Investors stand to benefit from reduced regulatory ambiguity. The SEC announced on Tuesday that it will align its AI disclosure requirements for public companies with the new federal framework, ending a 14-month period where 12 AI IPOs were delayed due to unclear rules. Analysts at Morgan Stanley estimate that $12 billion in pending AI IPOs will now move forward in H2 2026, adding $3.4 billion in new market cap to the tech sector. The SEC AI disclosure alignment statement provides details on the new requirements.
Safety advocates secured a partial win with the $300 million increase in NIST funding for audit standard development, up from $120 million in 2025. NIST will work with academic researchers and industry stakeholders to create audit criteria that cover hallucination rates, bias, privacy protections, and energy consumption. However, advocates note that the lack of pre-deployment review means unsafe models can reach users before issues are caught. "Post-market reporting relies on companies self-disclosing incidents, which creates a conflict of interest," said Sarah Myers West, managing director of the AI Now Institute, a research group focused on AI policy. "We've already seen underreporting of incidents in the social media space, and there's no reason to think AI firms will be different without stronger oversight." The AI Now Institute analysis of the new framework highlights additional concerns for civil rights groups.

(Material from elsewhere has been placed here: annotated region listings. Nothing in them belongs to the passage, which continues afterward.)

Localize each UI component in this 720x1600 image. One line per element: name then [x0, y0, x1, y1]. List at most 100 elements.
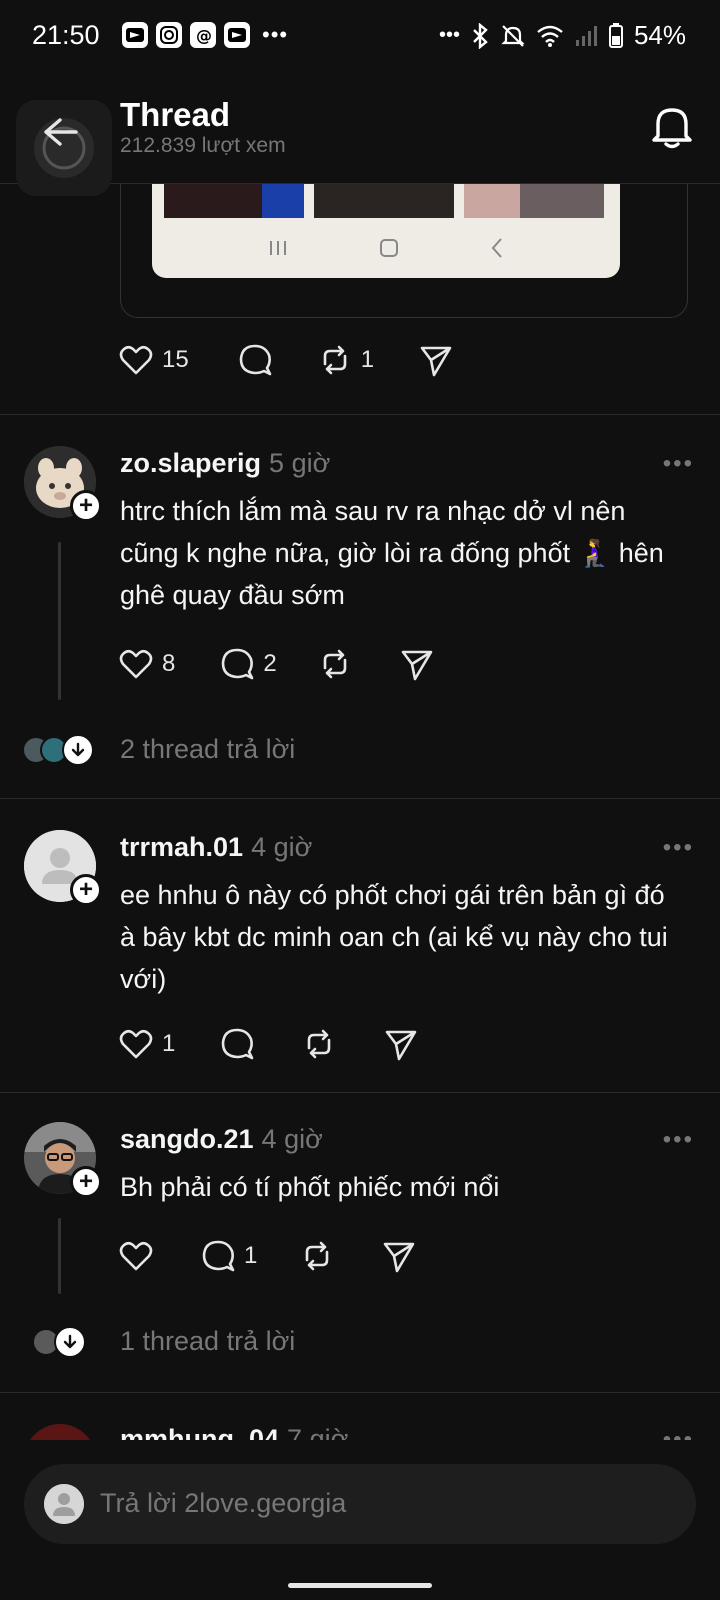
thumbnail-image	[314, 178, 454, 218]
threads-icon: @	[190, 22, 216, 48]
timestamp: 4 giờ	[251, 832, 313, 862]
back-arrow-icon	[44, 118, 78, 146]
comment-button[interactable]: 1	[200, 1238, 257, 1274]
heart-icon	[119, 1029, 153, 1059]
username[interactable]: zo.slaperig	[120, 448, 261, 478]
thread-line	[58, 1218, 61, 1294]
reply-input[interactable]: Trả lời 2love.georgia	[24, 1464, 696, 1544]
comment-button[interactable]: 2	[219, 646, 277, 682]
comment-header: zo.slaperig 5 giờ	[120, 448, 330, 479]
dots-icon: •••	[438, 24, 460, 46]
send-icon	[386, 1030, 417, 1061]
view-replies-link[interactable]: 2 thread trả lời	[120, 734, 295, 765]
comment-icon	[202, 1240, 235, 1272]
app-notification-icon-2	[224, 22, 250, 48]
comment-icon	[222, 1028, 254, 1060]
thread-header: Thread 212.839 lượt xem	[0, 74, 720, 196]
follow-plus-button[interactable]: +	[70, 874, 102, 906]
back-chevron-icon	[491, 238, 502, 258]
bluetooth-icon	[473, 22, 488, 49]
divider	[0, 798, 720, 799]
share-button[interactable]	[381, 1238, 417, 1274]
comment-header: sangdo.21 4 giờ	[120, 1124, 323, 1155]
repost-count: 1	[360, 346, 375, 373]
back-button[interactable]	[16, 100, 112, 196]
comment-button[interactable]	[237, 342, 273, 378]
screenshot-navbar	[152, 228, 620, 268]
timestamp: 4 giờ	[261, 1124, 323, 1154]
share-button[interactable]	[399, 646, 435, 682]
reply-placeholder: Trả lời 2love.georgia	[100, 1488, 347, 1518]
repost-button[interactable]	[317, 646, 353, 682]
reply-avatars[interactable]	[22, 734, 94, 766]
send-icon	[420, 346, 452, 377]
reply-avatars[interactable]	[32, 1326, 86, 1358]
send-icon	[401, 650, 433, 681]
like-button[interactable]	[118, 1238, 154, 1274]
comment-header: trrmah.01 4 giờ	[120, 832, 312, 863]
embedded-screenshot[interactable]	[152, 178, 620, 278]
status-time: 21:50	[32, 20, 100, 50]
follow-plus-button[interactable]: +	[70, 1166, 102, 1198]
follow-plus-button[interactable]: +	[70, 490, 102, 522]
comment-text: htrc thích lắm mà sau rv ra nhạc dở vl n…	[120, 496, 664, 610]
recent-apps-icon	[270, 241, 286, 255]
username[interactable]: trrmah.01	[120, 832, 243, 862]
expand-replies-icon[interactable]	[62, 734, 94, 766]
thumbnail-image	[164, 178, 304, 218]
repost-icon	[306, 1241, 329, 1271]
like-count: 8	[162, 650, 176, 677]
like-button[interactable]: 15	[118, 342, 189, 378]
user-avatar	[44, 1484, 84, 1524]
comment-text: Bh phải có tí phốt phiếc mới nổi	[120, 1172, 500, 1202]
expand-replies-icon[interactable]	[54, 1326, 86, 1358]
view-count: 212.839 lượt xem	[120, 134, 286, 157]
repost-button[interactable]	[299, 1238, 335, 1274]
repost-icon	[323, 345, 347, 375]
comment-text: ee hnhu ô này có phốt chơi gái trên bản …	[120, 880, 668, 994]
username[interactable]: sangdo.21	[120, 1124, 254, 1154]
thumbnail-image	[464, 178, 604, 218]
notification-bell-icon[interactable]	[650, 102, 694, 150]
reply-count: 2	[263, 650, 277, 677]
repost-button[interactable]: 1	[317, 342, 374, 378]
screenshot-thumbnails	[164, 178, 604, 218]
comment-button[interactable]	[219, 1026, 255, 1062]
like-count: 15	[162, 346, 189, 373]
comment-actions: 1	[118, 1238, 417, 1274]
divider	[0, 1092, 720, 1093]
send-icon	[384, 1242, 415, 1273]
like-button[interactable]: 1	[118, 1026, 175, 1062]
comment-icon	[222, 648, 254, 680]
top-post-actions: 15 1	[118, 342, 454, 378]
divider	[0, 414, 720, 415]
thread-line	[58, 542, 61, 700]
more-options-icon[interactable]: •••	[663, 450, 694, 478]
repost-icon	[308, 1029, 331, 1059]
share-button[interactable]	[418, 342, 454, 378]
instagram-icon	[156, 22, 182, 48]
mute-icon	[501, 24, 525, 47]
status-bar: 21:50 @ ••• ••• 54%	[0, 0, 720, 74]
more-options-icon[interactable]: •••	[663, 834, 694, 862]
view-replies-link[interactable]: 1 thread trả lời	[120, 1326, 295, 1357]
page-title: Thread	[120, 96, 231, 133]
reply-count: 1	[244, 1242, 258, 1269]
more-options-icon[interactable]: •••	[663, 1126, 694, 1154]
heart-icon	[119, 1241, 153, 1271]
divider	[0, 1392, 720, 1393]
system-icons: ••• 54%	[439, 20, 686, 51]
heart-icon	[119, 345, 153, 375]
battery-percent: 54%	[633, 20, 686, 50]
repost-button[interactable]	[301, 1026, 337, 1062]
comment-actions: 8 2	[118, 646, 435, 682]
heart-icon	[119, 649, 153, 679]
like-count: 1	[162, 1030, 176, 1057]
timestamp: 5 giờ	[269, 448, 331, 478]
comment-icon	[239, 344, 272, 376]
like-button[interactable]: 8	[118, 646, 175, 682]
battery-icon	[608, 22, 623, 48]
share-button[interactable]	[383, 1026, 419, 1062]
signal-icon	[575, 25, 597, 46]
home-indicator[interactable]	[288, 1583, 432, 1588]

The pivot reflects a broader shift in Washington's approach to tech regulation, moving away from preemptive rules toward reactive enforcement. This aligns with the current administration's stated goal of maintaining U.S. leadership in AI development, as China's AI sector received $40 billion in state funding in 2025, per data from the Center for Strategic and International Studies. U.S. policymakers have expressed concern that strict pre-deployment rules would push AI development to jurisdictions with lighter regulations, eroding the U.S. competitive edge.
Federal agencies will begin implementing the new framework immediately, with the AI Incident Reporting Clearinghouse set to launch on June 1, 2026. Congress may still revisit AI legislation later this year, but analysts expect the new framework to remain in place at least through the 2028 election cycle, given the broad support from both tech firms and moderate lawmakers. For now, the U.S. AI industry has the clarity it requested, even if that clarity comes with new trade-offs between speed and safety.